Try not to talk to yourself Iike this ❤️ I know it’s hard to do, but this self abuse is the norm. You don’t need to perpetuate what they did by continuing it. Try to realize these thought patterns were implanted in you by virtue of being around someone so unstable and unsafe.
You didn’t deserve to be treated this way. Abusers are good at projecting bc they’re CONVINCED of their truth and not at all open to any other versions. Why do you think that is? If they were open to any version that didn’t fit the image they cling to, they would feel the intense shame of how they’ve really behaved. They need to stay away from that, and do a good job of deflecting and projecting so that you hold their views and doubt your own.
The way you were treated is a reflection of THEM, not you. They were stupid bc they lost someone of value. All you lost was their illusion.
You were NOT stupid to long for love and connection. This is HUMAN. It’s also human to stay w an abuser bc our biology bonds us to others, especially in trauma. Our body produces more chemical cocktails to keep us bonded to ensure we are not isolated or alone in trauma. This is why war veterans feel like outsiders when they return home. They felt closer to their troops in battle. The problem in modern day is that our body doesn’t know the difference between predatory people and natural disasters. Our central nervous system simply becomes hyper vigilant and oxytocin and other hormones are pumped out to keep up bonded to the abuser. Our minds then get clever and develop cognitive dissonance to make the situation seem less painful and difficult than it is. If we feel this bond (oxytocin) to an abuser, but they’re treating you like a stain on their shoe, your mind struggles to rectify the situation internally. It’s a veritable mess.

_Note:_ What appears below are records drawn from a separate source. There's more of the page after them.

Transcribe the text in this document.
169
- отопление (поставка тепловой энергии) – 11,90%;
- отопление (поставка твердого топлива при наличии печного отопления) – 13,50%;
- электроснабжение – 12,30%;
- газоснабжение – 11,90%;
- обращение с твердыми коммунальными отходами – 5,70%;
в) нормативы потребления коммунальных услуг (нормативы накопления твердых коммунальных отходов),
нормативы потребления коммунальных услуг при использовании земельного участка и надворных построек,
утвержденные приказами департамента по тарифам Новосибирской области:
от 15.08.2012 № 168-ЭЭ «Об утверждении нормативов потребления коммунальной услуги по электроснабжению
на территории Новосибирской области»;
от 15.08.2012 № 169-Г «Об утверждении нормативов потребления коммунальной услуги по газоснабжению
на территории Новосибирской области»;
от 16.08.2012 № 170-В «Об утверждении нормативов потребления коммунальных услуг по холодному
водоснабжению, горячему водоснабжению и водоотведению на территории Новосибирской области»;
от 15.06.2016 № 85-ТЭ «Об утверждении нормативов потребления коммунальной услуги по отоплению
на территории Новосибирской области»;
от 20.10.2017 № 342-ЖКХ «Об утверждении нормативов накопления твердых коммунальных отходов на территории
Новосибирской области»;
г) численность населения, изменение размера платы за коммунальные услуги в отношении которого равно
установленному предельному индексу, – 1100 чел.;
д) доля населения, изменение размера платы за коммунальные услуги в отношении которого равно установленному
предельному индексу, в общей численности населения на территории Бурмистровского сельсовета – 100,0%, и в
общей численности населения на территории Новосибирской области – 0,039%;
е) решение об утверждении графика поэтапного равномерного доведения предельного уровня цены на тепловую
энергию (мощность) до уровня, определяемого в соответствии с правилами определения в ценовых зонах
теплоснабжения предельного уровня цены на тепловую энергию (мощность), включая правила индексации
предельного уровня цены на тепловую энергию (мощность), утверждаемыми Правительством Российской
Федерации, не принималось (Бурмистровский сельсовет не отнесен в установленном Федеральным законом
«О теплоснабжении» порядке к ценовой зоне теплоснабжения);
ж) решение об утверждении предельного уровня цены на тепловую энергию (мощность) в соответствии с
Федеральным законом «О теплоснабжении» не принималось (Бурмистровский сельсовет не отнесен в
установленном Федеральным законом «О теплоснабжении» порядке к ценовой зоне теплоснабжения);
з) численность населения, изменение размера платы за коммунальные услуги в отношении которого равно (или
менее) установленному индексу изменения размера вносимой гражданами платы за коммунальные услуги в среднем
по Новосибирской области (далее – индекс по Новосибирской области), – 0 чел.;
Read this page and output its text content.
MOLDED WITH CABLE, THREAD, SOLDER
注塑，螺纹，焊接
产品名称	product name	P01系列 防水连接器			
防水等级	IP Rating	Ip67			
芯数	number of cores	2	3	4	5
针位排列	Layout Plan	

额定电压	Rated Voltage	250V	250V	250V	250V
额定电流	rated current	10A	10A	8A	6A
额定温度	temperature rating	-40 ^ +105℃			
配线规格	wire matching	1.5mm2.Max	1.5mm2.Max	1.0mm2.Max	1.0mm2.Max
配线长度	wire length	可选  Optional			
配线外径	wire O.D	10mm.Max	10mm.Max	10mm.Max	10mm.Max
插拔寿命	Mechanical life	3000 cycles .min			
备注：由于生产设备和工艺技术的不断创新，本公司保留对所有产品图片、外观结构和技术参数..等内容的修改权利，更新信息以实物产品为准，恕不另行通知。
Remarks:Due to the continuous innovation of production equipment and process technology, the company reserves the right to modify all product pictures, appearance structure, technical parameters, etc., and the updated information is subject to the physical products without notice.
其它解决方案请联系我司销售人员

Please don’t blame yourself, you’re human and you wanted to love and feel loved. Hopefully this situation will clarify what safety and needs you want in a relationship so that you’ll know what to avoid and get out sooner.
It’s helped me to repeat to myself:
I’m working to separate my need for love and connection with my need for my abuser.
The truth is an abuser was never going to provide the love and connection we all NEED as human beings. They’re the ones that should be sorry and beating themselves up. They will always be alone in their impenetrable egocentric bubble.
Hang in there. I know it hurts. Allow the hurt, validate it, don’t shame it for existing. You’re ok, you’re going to get through this.